Aside from looking for general suggestions I have a few specific questions.
The client supplied some bits of flash, some eye candy for the start
page and a flash game. I use a dom script (Unobtrusive Flash Objects
from http://www.bobbyvandersluis.com/ufo/) to insert them into the page,
is this a good way as far as accessibility is concerned? Nobody really
seems to know how screen readers respond to Javascript. And what would
be a good replacement text for a flash game to blind users - most
accurate would be "you need a flash plugin and at least one good eye to
use this". I'm looking for something that's meaningful to a blind person
and not actually offensive. And as a word of warning, the flash movie on
the start page will eat up all memory on your computer in approximately
60 seconds. There's really nothing I can do about it except telling the
client (I did).
Navigation: WAI Guidelinks suggest to use the tabindex-attribute to
create a logical tab order through links. The default order of the links
seemed logical enough to me, so I didn't use tabindex. Is that okay or
should I still use it (and if so, why?)? And is it okay that pages link
to themselves in the navigation? I think I remember it really isn't, but
cannot find any guidelines that cover this.

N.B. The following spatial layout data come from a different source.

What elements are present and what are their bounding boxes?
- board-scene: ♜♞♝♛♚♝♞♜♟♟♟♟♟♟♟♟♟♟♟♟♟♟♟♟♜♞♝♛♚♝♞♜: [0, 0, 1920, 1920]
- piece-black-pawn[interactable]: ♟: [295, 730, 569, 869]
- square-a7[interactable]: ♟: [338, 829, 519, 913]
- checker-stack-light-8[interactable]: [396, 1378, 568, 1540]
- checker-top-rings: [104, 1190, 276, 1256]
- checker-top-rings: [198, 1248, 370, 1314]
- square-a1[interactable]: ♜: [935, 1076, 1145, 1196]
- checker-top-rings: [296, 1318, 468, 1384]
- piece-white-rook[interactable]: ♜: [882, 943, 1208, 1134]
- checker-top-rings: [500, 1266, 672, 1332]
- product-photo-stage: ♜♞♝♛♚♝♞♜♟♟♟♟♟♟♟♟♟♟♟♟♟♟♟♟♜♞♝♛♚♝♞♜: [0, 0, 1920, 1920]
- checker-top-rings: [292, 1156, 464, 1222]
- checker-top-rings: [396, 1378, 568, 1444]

Then there is a little game where visitors have to answer four
questions; there are three answers to each questions and they have to
choose one with a radio button. Choice forms are supposed to have a
pre-selected element, but this does not make much sense in the context
of the game. User agents are supposed to preselect the first element if
none is selected - visual Browser don't (and least the one I've tested
don't), how about screenreaders?
And finally, how's the vote on using definition list for images with
captions? While doing some research I found basically two opinions: Some
people said that definition lists shouldn't be used for images because
this makes semtically no sense, other people said definition lists
should be used because they are semantically the most meaningful markup
for this. It is at times like this that I feel the phrase "semantically
meaningful" should be required to be accompanied by some sort of
elaborate explanation - it seems that it's sometimes just used to end an
argument.
Thank you very much in advance for any suggestions.